Google will replace its "first click free" program with what it calls "flexible sampling" to help publishers gain paid readership.

Richard Gingras, vice president of News at Google, explains how the Mountain View, California company has been working with publishers, allowing each individual publication to determine the best number of free articles and pieces of content, if any, that each reader can access before they have to pay.

Google has been testing flexible sampling with the New York Times and the Financial Times, both of which have subscription services. The move is intended to make it easier for users to subscribe to publisher content.

"The felicitous demise of First Click Free (Second Click Fatal) is an important first step in recognizing the value of legitimate journalism and provenance on the Internet," wrote News Corp CEO Robert Thomson in a prepared statement. 

Metering Versus Lead-In

Along with the news, Google published a set of detailed best practices to help publishers implement flexible sampling and make it easier for readers to subscribe. The two types of sampling that Google advises publishers to use are known as metering -- which provides readers with a quota of free articles to consume before encountering a paywall -- and lead-in, which offers a portion of an article’s content without it being shown in full.

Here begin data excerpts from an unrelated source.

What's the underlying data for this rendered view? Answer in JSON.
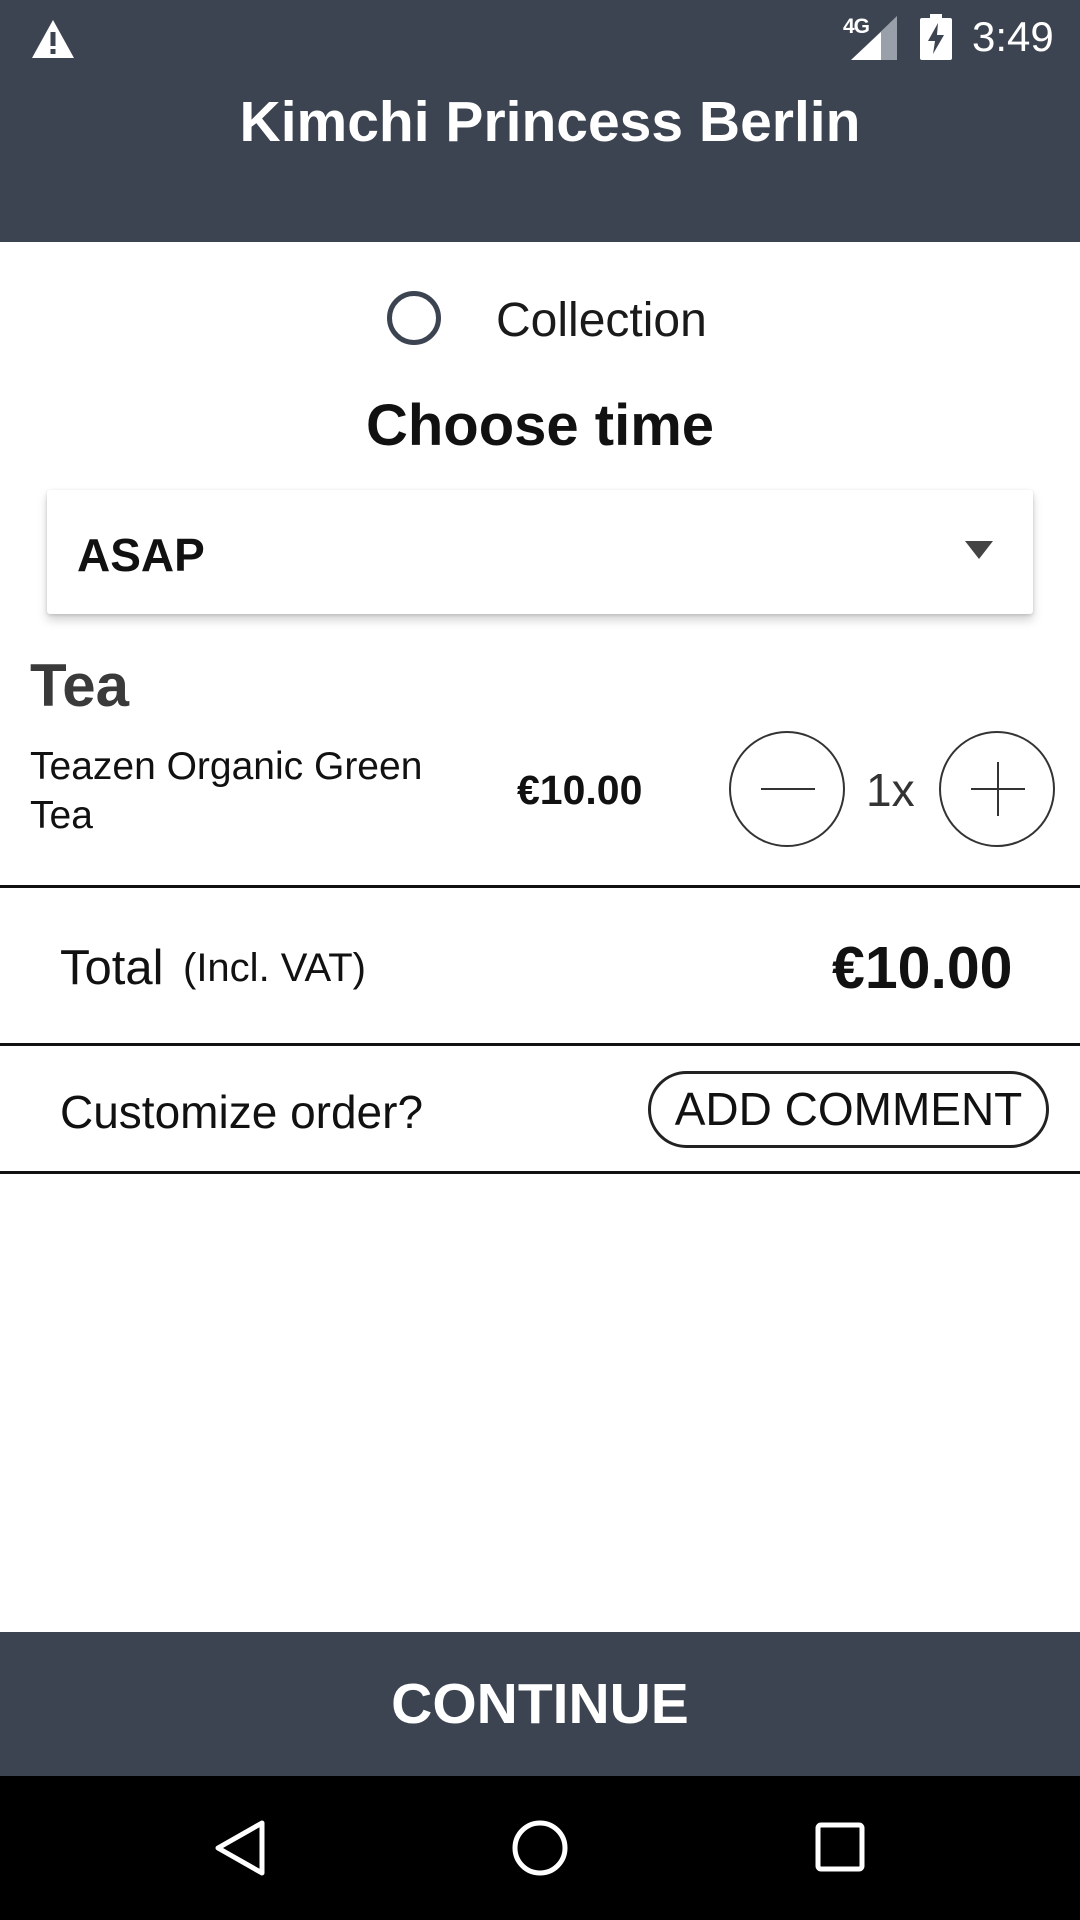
{
  "status_bar": {
    "network_type": "4G",
    "time": "3:49",
    "icons": [
      "warning-icon",
      "signal-icon",
      "battery-charging-icon"
    ]
  },
  "header": {
    "title": "Kimchi Princess Berlin"
  },
  "delivery": {
    "option_label": "Collection",
    "option_selected": false
  },
  "time_picker": {
    "heading": "Choose time",
    "selected_value": "ASAP"
  },
  "cart": {
    "category": "Tea",
    "items": [
      {
        "name": "Teazen Organic Green Tea",
        "price": "€10.00",
        "quantity": "1x"
      }
    ]
  },
  "total": {
    "label": "Total",
    "note": "(Incl. VAT)",
    "value": "€10.00"
  },
  "customize": {
    "label": "Customize order?",
    "button_label": "ADD COMMENT"
  },
  "footer": {
    "continue_label": "CONTINUE"
  },
  "nav_bar": {
    "buttons": [
      "back-icon",
      "home-icon",
      "recents-icon"
    ]
  },
  "colors": {
    "primary": "#3d4451",
    "background": "#ffffff",
    "nav_bar": "#000000"
  }
}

Whatever the choice, Google suggests publishers choose one and not completely lock out readers.

Subscription Models

Long term, Gingras refers to a suite of products and services to help news publishers reach new audiences, drive subscriptions and increase revenue. A one-click purchase process is in progress to help publishers without Google take a share of the revenue from the subscription.

With the increase in mobile use, more readers are accessing content on mobile devices. As a first step, Google will use its existing identity and payment technologies to help people subscribe on a publication's website with one click, and then access that content anywhere -- whether it's on that publisher's site or on a mobile app, or on Google Newsstand, Google Search or Google News.

One original motivation for the first click free program was to address the issues surrounding cloaking, where the content served to Googlebot is different from the content served to users. "Spammers often seek to game search engines by showing interesting content to the search engine, say, healthy food recipes but then showing users an offer for diet pills," explains Google in a post.

This type of "'bait and switch'" scheme creates a bad user experience in the search engine, since users do not get the content they expected.

Cody Kwok, principal engineer at Google, in a blog post suggests that sites with paywalls should apply the new structured data to their pages because without it, the paywall may be interpreted as a form of cloaking, and the pages would then be removed from search results.